If your Facebook is like mine, it is full of insightful comments about the recent announcement by the Chick-fil-A President regarding the corporate donations to anti-gay causes. While I believe they should be giving their money to literacy groups that teach people to spell correctly instead, let me add another wrinkle to this developing saga that impacts student affairs professionals.
We have a Chick-fil-A in our Student Union on campus. It’s quite popular with our students, and I confess to enjoying an order of waffle fries every now and then. The presence of this store has always been controversial with our LGBTQ students, faculty and staff – and now more so than ever.

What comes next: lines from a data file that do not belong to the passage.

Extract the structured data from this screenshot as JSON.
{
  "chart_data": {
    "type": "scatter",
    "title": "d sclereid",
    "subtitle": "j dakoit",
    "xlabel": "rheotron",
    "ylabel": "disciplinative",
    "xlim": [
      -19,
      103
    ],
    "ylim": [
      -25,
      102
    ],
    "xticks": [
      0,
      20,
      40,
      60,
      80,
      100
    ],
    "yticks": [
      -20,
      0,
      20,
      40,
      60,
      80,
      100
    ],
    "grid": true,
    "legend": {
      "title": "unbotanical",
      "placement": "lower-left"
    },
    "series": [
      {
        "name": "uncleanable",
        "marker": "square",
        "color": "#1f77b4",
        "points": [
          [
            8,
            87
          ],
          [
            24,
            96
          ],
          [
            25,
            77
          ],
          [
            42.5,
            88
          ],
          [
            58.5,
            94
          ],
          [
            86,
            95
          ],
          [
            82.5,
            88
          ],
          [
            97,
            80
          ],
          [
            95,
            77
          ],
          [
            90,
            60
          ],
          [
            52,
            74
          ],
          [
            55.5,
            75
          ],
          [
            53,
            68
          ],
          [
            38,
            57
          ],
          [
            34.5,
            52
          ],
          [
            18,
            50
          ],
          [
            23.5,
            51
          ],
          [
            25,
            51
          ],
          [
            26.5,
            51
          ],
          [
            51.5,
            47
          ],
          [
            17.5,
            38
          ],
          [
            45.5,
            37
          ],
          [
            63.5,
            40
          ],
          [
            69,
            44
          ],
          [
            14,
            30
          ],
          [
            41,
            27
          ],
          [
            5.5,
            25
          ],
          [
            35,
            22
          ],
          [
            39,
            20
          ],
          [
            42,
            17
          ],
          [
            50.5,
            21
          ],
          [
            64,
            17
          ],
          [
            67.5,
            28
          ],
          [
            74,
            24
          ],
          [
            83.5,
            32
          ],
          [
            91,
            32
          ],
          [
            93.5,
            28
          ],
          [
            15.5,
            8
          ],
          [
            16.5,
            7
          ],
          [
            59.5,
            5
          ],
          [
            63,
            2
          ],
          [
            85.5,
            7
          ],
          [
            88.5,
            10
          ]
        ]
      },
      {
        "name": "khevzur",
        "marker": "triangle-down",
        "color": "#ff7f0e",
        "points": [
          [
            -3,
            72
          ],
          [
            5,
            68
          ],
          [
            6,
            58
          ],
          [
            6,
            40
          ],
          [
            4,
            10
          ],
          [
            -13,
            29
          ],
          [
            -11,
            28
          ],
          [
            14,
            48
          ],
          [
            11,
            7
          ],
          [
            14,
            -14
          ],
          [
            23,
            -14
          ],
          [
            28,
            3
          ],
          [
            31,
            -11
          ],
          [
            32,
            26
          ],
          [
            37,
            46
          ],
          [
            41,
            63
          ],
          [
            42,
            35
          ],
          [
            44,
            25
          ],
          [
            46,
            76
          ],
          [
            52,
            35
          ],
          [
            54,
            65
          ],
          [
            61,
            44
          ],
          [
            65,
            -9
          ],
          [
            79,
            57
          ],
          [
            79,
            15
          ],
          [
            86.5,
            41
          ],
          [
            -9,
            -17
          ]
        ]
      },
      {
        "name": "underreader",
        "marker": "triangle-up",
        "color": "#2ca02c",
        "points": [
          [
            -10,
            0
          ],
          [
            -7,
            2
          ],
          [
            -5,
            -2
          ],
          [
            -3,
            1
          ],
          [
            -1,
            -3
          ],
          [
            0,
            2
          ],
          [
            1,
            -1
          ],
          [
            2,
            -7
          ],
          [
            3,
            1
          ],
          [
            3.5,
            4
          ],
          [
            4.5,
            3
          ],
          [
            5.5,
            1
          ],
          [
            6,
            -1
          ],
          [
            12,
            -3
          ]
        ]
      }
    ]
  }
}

Let me make it more complex. I am the highest ranking out LGBTQ administrator at my university. Our LGBTQ students look to me to take leadership around issues of equity and discrimination like these. As Dean of Students, managing issues of bias, equity and discrimination are part of my responsibility, but the challenge is both personal and professional. How far do I take my personal beliefs when they may not fully align with my university’s?
Now, no one at my university has asked me to not do anything, nor do I think anyone will. The value of equity and inclusion is strong here. I also believe that we would have never contracted to have this restaurant on our campus knowing what we know now. The complexity of contracts that our institutions engage in are often beyond the scope of most in student affairs, but is this an opportunity for student affairs to engage campus in a broader discussion about economics, social responsibility and how we hold both at the same time?
This presents a quandary that I highlighted in my Presidential Address at the 2012 ACPA Annual Convention in Louisville. As a senior administrator with aspirations beyond my current position, do I have to shelf key aspects of my identity to support my institution that is now in a difficult place? These are the struggles that those of us from marginalized populations deal with on a daily basis at work.
ACPA is here to help. We will launch a new symposium this February designed to help aspiring SSAO’s navigate the complexities that come with bringing your identity to work. Keep your eyes on your email for more announcements, and I hope you plan to join us in Orlando for this institute.
And from now on, I’m bringing my lunch from home.